Maria Kadison, President & CEO of EdwardsCo.
About a year ago, I started sharing a first-hand account of the college recruitment process as seen through the eyes of my son Will.
Often I’ve shared my thoughts and insights into best practices, trends, and opportunities from the perspective of a seasoned higher ed marketer. For two and a half years, I’ve observed Will interacting with—or, as was more often the case, entirely ignoring—recruitment communications from colleges.
Today, I’m very happy to report Will made it through the admissions process and has decided to go to Tulane in the fall.
Yield is, of course, a critical time for institutions to make their case to kids like Will.
Over the years, EdwardsCo has done hundreds of quantitative studies with institutions ranging from tiny liberal arts colleges to huge state university systems to find out why accepted students chose one over another.
We’ve consistently found the #1 driving factor in an accepted student’s final choice of an institution is “fit.”
“I felt like I belonged there.”
“I could totally see myself fitting in there.”
“I’m not sure why, I just felt comfortable there.”
How well do higher ed institutions today do at answering the question “will I fit in?”
Some of the institutions offered Will the opportunity to connect with a student ambassador or to spend time on campus with a student host. Not bad, but Will’s feelings of “fitting in” were entirely dependent on the mood, similar interests, and overall likability of the student ambassador. Some were terrific, and some were shockingly bad.
None of the colleges offered an easily accessible way he could get a real and in-depth feel for the student experience. In this day and age when families are already hard-pressed with the thought of sky-high tuition bills, additional visits to multiple campuses to cross-compare “fit” are not often in the cards.
Because fit is absolutely critical to yield, EdwardsCo has invested a significant amount of time developing ways institutions can cultivate a strong and distinctive feeling of fit and “belonging” among prospective students.
In particular, we’ve been exploring the potential of using 360-degree/virtual reality technology to bring the student experience right to prospects. (Note: the virtual student experience is not about buildings and landscaping.)
In fact, at the time Will was weighing his choices, we had just helped our client Skidmore College become the first college in the country to deliver a 360-degree student experience in the acceptance package.
After receiving more than 10,000 applications—a record year for the college—Skidmore recognized that the institution still needed to make a strong appeal to the approximately 2000 accepted students. The college included a virtual reality box viewer compatible with a variety of phone sizes and instructions to watch the Skidmo.re/360 virtual student experience (click to watch below).
As Luke Meyers, Director of Marketing and Engagement at Skidmore, told VRScout, “this was a chance to answer one of the top questions accepted candidates ask, which is what is it like to be a Skidmore student when I’m not in class? Why not use something like 360VR to bring Skidmore student life to the accepted candidate?”

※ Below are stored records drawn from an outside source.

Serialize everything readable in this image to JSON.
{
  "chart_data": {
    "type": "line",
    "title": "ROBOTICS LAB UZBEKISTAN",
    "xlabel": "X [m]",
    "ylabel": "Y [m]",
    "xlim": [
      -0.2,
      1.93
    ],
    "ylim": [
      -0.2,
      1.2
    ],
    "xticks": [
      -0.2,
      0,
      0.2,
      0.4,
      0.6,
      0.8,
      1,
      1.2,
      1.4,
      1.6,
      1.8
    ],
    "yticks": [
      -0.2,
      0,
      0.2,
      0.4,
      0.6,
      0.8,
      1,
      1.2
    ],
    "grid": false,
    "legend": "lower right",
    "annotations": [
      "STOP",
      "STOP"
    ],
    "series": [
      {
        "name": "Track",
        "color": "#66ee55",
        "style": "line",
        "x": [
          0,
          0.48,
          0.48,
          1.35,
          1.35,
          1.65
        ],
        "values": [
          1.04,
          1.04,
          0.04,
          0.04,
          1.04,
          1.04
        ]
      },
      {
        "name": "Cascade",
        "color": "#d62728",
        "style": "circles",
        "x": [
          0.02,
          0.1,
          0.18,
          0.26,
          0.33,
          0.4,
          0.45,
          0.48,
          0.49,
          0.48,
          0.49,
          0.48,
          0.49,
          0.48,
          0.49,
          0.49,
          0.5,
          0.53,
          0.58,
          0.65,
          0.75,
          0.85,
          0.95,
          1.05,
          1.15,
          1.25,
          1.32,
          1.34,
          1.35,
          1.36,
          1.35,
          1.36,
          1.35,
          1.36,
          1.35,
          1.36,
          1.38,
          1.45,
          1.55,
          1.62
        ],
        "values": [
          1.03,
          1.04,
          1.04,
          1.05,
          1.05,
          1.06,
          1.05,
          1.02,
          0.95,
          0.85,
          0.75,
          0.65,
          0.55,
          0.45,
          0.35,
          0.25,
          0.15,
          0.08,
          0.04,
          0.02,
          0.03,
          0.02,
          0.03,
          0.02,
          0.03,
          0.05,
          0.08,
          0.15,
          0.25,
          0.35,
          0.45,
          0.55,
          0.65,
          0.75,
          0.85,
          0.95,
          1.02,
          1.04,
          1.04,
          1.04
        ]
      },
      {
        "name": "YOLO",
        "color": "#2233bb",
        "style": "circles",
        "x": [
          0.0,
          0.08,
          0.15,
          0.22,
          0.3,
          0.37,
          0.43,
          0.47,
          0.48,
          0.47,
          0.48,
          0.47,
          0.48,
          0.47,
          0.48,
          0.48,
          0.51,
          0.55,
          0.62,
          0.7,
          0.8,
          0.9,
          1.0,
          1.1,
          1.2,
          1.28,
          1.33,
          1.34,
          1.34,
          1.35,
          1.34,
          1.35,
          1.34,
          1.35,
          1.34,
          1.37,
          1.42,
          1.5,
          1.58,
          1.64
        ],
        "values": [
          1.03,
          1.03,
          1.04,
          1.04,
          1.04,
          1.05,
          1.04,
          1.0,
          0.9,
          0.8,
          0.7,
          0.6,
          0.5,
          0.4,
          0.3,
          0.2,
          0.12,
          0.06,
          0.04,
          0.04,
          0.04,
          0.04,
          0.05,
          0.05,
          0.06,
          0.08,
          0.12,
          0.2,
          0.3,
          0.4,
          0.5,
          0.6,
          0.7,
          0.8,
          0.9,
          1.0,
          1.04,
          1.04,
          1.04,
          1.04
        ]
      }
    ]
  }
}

I had Will take a look at Skidmore’s virtual student experience. I asked him how it compared to the yield brochures and emails he received for getting a real feel for what it’s like on campus.
His answer: “I wish my colleges sent me something like this!”
Why? Don’t listen to me, listen to Will.
“When I watched, I felt like I was in the middle of the action—it wasn’t a campus tour looking at buildings. I could see actual students doing real things.”
“It was fun—I could look around and see a whole event or class from all angles. It wasn’t all polished, so it seemed more real.”
“I could see what it would be like to be a student there, and it was easy—use my phone, put on the viewer, and I was there.”
“I can find out what students at the college are doing on social media, but this made it easier to see a lot of different students doing different things.”
Want to convince kids like Will to choose your institution?
Bring a virtual student experience directly to them as part of the acceptance package.
Now more than ever, colleges and universities have to demonstrate their strengths and the value they offer.
One of the most distinguishing features of any institution is its campus culture, and prospective students are eager to find as much information as they can about whether they fit!
At a time when prospective students are tuning out traditional forms of recruitment and enrollment communications, higher ed marketers who use clever approaches like the virtual student experience to establish a meaningful emotional connection will see the increase in yield.